Mus'ab b. Umuyr (r.a) Uhud savaşında şehid düşünce, üzerinde tek parça çizgili bir kumaş parçasından başka bir şey yoktu. Kabre defnedilirken başı örtülse ayakları, ayakları örtülse başı açıkta kalıyordu. Bunun üzerine, Hz. Peygamber; kumaşla başının örtülmesini, ayaklarının üzerine de izhir otu atılmasını söylemiştir. Bu Hadis, cenazenin yalnız avret yerlerinin örtülmeşinin farz için yeterli olmadığını, açıkta kalan kısımların gerektiğinde hasır, kilim, parça, ot ve benzeri şeylerle örtmenin gerektiğini gösterir. İmam Şâfiî, zarûret halinde yalnız avret yerlerinin örtülmesini yeterli görür (İbn Âbidîn, a.g.e., II, 204). Kefen ölüye sarılmadan önce güzel koku ile tütsülenir. Önce yaygı tabuta veya hasır, kilim gibi bir şey üzerine yayılır, onun üzerine de izâr yayılır. Sonra ölüye kefen gömleği giydirilerek, izâr'ın üzerine yatırılır. Ölü erkekse, izâr önce soluna, sonra da sağına getirilerek sarılır. Sargı da aynı şekilde onun üstüne sarılır. Açılmasından korkulursa kefen bir kuşakla bağlanabilir. Kadına önce gömleği giydirilir. Saçları iki örgü halinde gömleğin üzerinden, göğsü üzerine konur, onun üzerine baş örtüsü yüzüyle beraber örtülür, üstüne de izâr sarılır, izârın üzerinden de göğüs örtüsü bağlanır, daha sonra da sargı sarılır. Göğüs örtüsü sargıdan sonra da bağlanabilir. Kefenin açılmasından korkulursa düğümlenir.
Kefen konusunda cinsiyeti belirsiz kişi (hunsây-ı müşkil) kadın gibi işlem görür. Çünkü erkek olma ihtimali karşısında fazlanın bir zararı yoktur. İhramlı, ihramsız gibidir. Yani kefeni kokulanır ve başı örtülür. İmam Şâfiî aksi görüştedir. Bülûğa yaklaşan erkek çocuk (mürâhik) Erkek; kız çocuğu (mürâhika) da kadın hükmündedir. Bulûğ çağına yaklaşmamış küçük erkek çocuğu bir parça, küçük kız çocuğu ise iki parça kefen bezine sarılır. Düşük cenîn, ölünün bir uzvu gibi sayılır, kefenlenmez, bir beze sarılır.

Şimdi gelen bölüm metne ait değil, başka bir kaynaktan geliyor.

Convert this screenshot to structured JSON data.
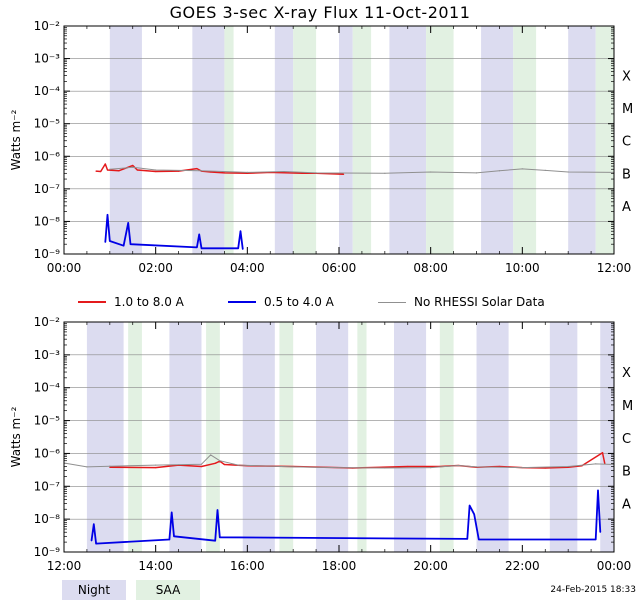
{
  "title": "GOES 3-sec X-ray Flux    11-Oct-2011",
  "footer_date": "24-Feb-2015 18:33",
  "legend": {
    "series_long": "1.0 to 8.0 A",
    "series_short": "0.5 to 4.0 A",
    "no_data": "No RHESSI Solar Data"
  },
  "keys": {
    "night": "Night",
    "saa": "SAA"
  },
  "colors": {
    "long": "#e41a1c",
    "short": "#0000e6",
    "nodata": "#909090",
    "night": "#dcdcf0",
    "saa": "#e2f1e2",
    "grid": "#888888"
  },
  "chart_data": [
    {
      "type": "line",
      "panel": "top",
      "xlim": [
        "00:00",
        "12:00"
      ],
      "x_ticks": [
        "00:00",
        "02:00",
        "04:00",
        "06:00",
        "08:00",
        "10:00",
        "12:00"
      ],
      "y_scale": "log",
      "ylim": [
        1e-09,
        0.01
      ],
      "y_ticks": [
        "10⁻⁹",
        "10⁻⁸",
        "10⁻⁷",
        "10⁻⁶",
        "10⁻⁵",
        "10⁻⁴",
        "10⁻³",
        "10⁻²"
      ],
      "ylabel": "Watts m⁻²",
      "class_labels": [
        "A",
        "B",
        "C",
        "M",
        "X"
      ],
      "night_hours": [
        [
          1.0,
          1.7
        ],
        [
          2.8,
          3.5
        ],
        [
          4.6,
          5.0
        ],
        [
          6.0,
          6.3
        ],
        [
          7.1,
          7.9
        ],
        [
          9.1,
          9.8
        ],
        [
          11.0,
          11.6
        ]
      ],
      "saa_hours": [
        [
          3.5,
          3.7
        ],
        [
          5.0,
          5.5
        ],
        [
          6.3,
          6.7
        ],
        [
          7.9,
          8.5
        ],
        [
          9.8,
          10.3
        ],
        [
          11.6,
          12.0
        ]
      ],
      "series": [
        {
          "name": "1.0 to 8.0 A",
          "points": [
            [
              0.7,
              3.5e-07
            ],
            [
              0.8,
              3.4e-07
            ],
            [
              0.9,
              5.8e-07
            ],
            [
              0.95,
              3.8e-07
            ],
            [
              1.2,
              3.6e-07
            ],
            [
              1.5,
              5.2e-07
            ],
            [
              1.6,
              3.8e-07
            ],
            [
              2.0,
              3.4e-07
            ],
            [
              2.5,
              3.5e-07
            ],
            [
              2.9,
              4.2e-07
            ],
            [
              3.0,
              3.5e-07
            ],
            [
              3.2,
              3.3e-07
            ],
            [
              3.5,
              3.1e-07
            ],
            [
              4.0,
              3e-07
            ],
            [
              4.5,
              3.2e-07
            ],
            [
              4.9,
              3.1e-07
            ],
            [
              5.2,
              3e-07
            ],
            [
              5.5,
              3e-07
            ],
            [
              6.1,
              2.8e-07
            ]
          ]
        },
        {
          "name": "0.5 to 4.0 A",
          "points": [
            [
              0.9,
              2.3e-09
            ],
            [
              0.95,
              1.6e-08
            ],
            [
              1.0,
              2.5e-09
            ],
            [
              1.3,
              1.8e-09
            ],
            [
              1.4,
              9e-09
            ],
            [
              1.45,
              2e-09
            ],
            [
              2.9,
              1.6e-09
            ],
            [
              2.95,
              4e-09
            ],
            [
              3.0,
              1.5e-09
            ],
            [
              3.8,
              1.5e-09
            ],
            [
              3.85,
              5e-09
            ],
            [
              3.9,
              1.4e-09
            ]
          ]
        },
        {
          "name": "No RHESSI Solar Data",
          "points": [
            [
              1.0,
              4e-07
            ],
            [
              1.5,
              4.6e-07
            ],
            [
              2.0,
              3.8e-07
            ],
            [
              3.0,
              3.6e-07
            ],
            [
              4.0,
              3.2e-07
            ],
            [
              4.8,
              3.4e-07
            ],
            [
              5.5,
              3.1e-07
            ],
            [
              7.0,
              3e-07
            ],
            [
              8.0,
              3.3e-07
            ],
            [
              9.0,
              3.1e-07
            ],
            [
              9.5,
              3.6e-07
            ],
            [
              10.0,
              4.1e-07
            ],
            [
              10.5,
              3.7e-07
            ],
            [
              11.0,
              3.3e-07
            ],
            [
              12.0,
              3.2e-07
            ]
          ]
        }
      ]
    },
    {
      "type": "line",
      "panel": "bottom",
      "xlim": [
        "12:00",
        "00:00"
      ],
      "x_ticks": [
        "12:00",
        "14:00",
        "16:00",
        "18:00",
        "20:00",
        "22:00",
        "00:00"
      ],
      "y_scale": "log",
      "ylim": [
        1e-09,
        0.01
      ],
      "y_ticks": [
        "10⁻⁹",
        "10⁻⁸",
        "10⁻⁷",
        "10⁻⁶",
        "10⁻⁵",
        "10⁻⁴",
        "10⁻³",
        "10⁻²"
      ],
      "ylabel": "Watts m⁻²",
      "class_labels": [
        "A",
        "B",
        "C",
        "M",
        "X"
      ],
      "night_hours": [
        [
          0.5,
          1.3
        ],
        [
          2.3,
          3.0
        ],
        [
          3.9,
          4.6
        ],
        [
          5.5,
          6.2
        ],
        [
          7.2,
          7.9
        ],
        [
          9.0,
          9.7
        ],
        [
          10.6,
          11.2
        ],
        [
          11.7,
          12.0
        ]
      ],
      "saa_hours": [
        [
          1.4,
          1.7
        ],
        [
          3.1,
          3.4
        ],
        [
          4.7,
          5.0
        ],
        [
          6.4,
          6.6
        ],
        [
          8.2,
          8.5
        ]
      ],
      "series": [
        {
          "name": "1.0 to 8.0 A",
          "points": [
            [
              1.0,
              3.8e-07
            ],
            [
              2.0,
              3.7e-07
            ],
            [
              2.5,
              4.4e-07
            ],
            [
              3.0,
              4e-07
            ],
            [
              3.3,
              5e-07
            ],
            [
              3.4,
              5.8e-07
            ],
            [
              3.5,
              4.6e-07
            ],
            [
              4.0,
              4.2e-07
            ],
            [
              5.0,
              4e-07
            ],
            [
              6.0,
              3.7e-07
            ],
            [
              6.3,
              3.6e-07
            ],
            [
              7.5,
              4e-07
            ],
            [
              8.2,
              4e-07
            ],
            [
              8.6,
              4.3e-07
            ],
            [
              9.0,
              3.8e-07
            ],
            [
              9.5,
              4e-07
            ],
            [
              10.0,
              3.7e-07
            ],
            [
              10.5,
              3.6e-07
            ],
            [
              11.0,
              3.8e-07
            ],
            [
              11.3,
              4.2e-07
            ],
            [
              11.75,
              1.05e-06
            ],
            [
              11.8,
              4.9e-07
            ]
          ]
        },
        {
          "name": "0.5 to 4.0 A",
          "points": [
            [
              0.6,
              2.2e-09
            ],
            [
              0.65,
              7e-09
            ],
            [
              0.7,
              1.8e-09
            ],
            [
              2.3,
              2.4e-09
            ],
            [
              2.35,
              1.6e-08
            ],
            [
              2.4,
              3e-09
            ],
            [
              3.3,
              2.2e-09
            ],
            [
              3.35,
              1.9e-08
            ],
            [
              3.4,
              2.8e-09
            ],
            [
              8.8,
              2.5e-09
            ],
            [
              8.85,
              2.6e-08
            ],
            [
              8.95,
              1.4e-08
            ],
            [
              9.05,
              2.4e-09
            ],
            [
              11.6,
              2.4e-09
            ],
            [
              11.65,
              7.5e-08
            ],
            [
              11.7,
              4e-09
            ]
          ]
        },
        {
          "name": "No RHESSI Solar Data",
          "points": [
            [
              0.0,
              5.1e-07
            ],
            [
              0.5,
              3.9e-07
            ],
            [
              1.0,
              4.1e-07
            ],
            [
              2.0,
              4.4e-07
            ],
            [
              3.0,
              4.7e-07
            ],
            [
              3.2,
              9e-07
            ],
            [
              3.4,
              6e-07
            ],
            [
              3.8,
              4.4e-07
            ],
            [
              5.0,
              3.9e-07
            ],
            [
              6.0,
              3.7e-07
            ],
            [
              7.0,
              3.6e-07
            ],
            [
              8.0,
              3.7e-07
            ],
            [
              8.6,
              4.3e-07
            ],
            [
              9.0,
              3.9e-07
            ],
            [
              10.0,
              3.7e-07
            ],
            [
              11.0,
              4e-07
            ],
            [
              11.6,
              4.8e-07
            ],
            [
              12.0,
              4.6e-07
            ]
          ]
        }
      ]
    }
  ]
}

Bulunan bir insanın parçasının eğer başı varsa parçası olan ile birlikte kefenlenir. Ölen bir kâfirin durumu da böyledir. Onun mahrem bir hısımı varsa onu yıkar. Bir beze sararak kefenler. Çünkü, münkirin sünnet üzere kefenlenmesi mekruhtur.
Kabrinden yeni çıkarılmış cenaze, kefeni soyulmuş olarak bulunursa, dağılmamış durumda ise, hiç defnedilmemiş gibi ikinci defa üç parça kefenle kefenlenir. Dağılmışsa bir parça kefene sarılır.
Erkeğin kefeninin cuma ve bayram günlerinde, kadının kefenin ise, ana-babasını ziyaret sırasında giydiği elbiseye kıymetçe uygun bulunmasıdır. Herkesin kefeni kendi malından karşılanır. Kefen masrafı borçtan, vasiyet ve mirastan önce gelir. Malı bulunmayan cenazenin kefeni hayatta iken ona bakmak zorunda olan nafaka yükümlüsüne aittir. Bu da yoksa, techîz ve tekfin masraflarını İslam Devleti karşılar. Kadınların kefenleri zengin olsalar da kocalarına aittir. Çünkü kefen bir bakıma dünyadaki örtünmenin (tesettür) devamıdır (bk. el-Kâsânî, Bedâyîu's-Sanâyi'. Beyrut 1402/1982, I, 306-309; el-Fetâvâ'l Hindiyye, Beyrut 1400/1980, I, 160-162; İbn Abidîn, a.g.e., II, 202-207).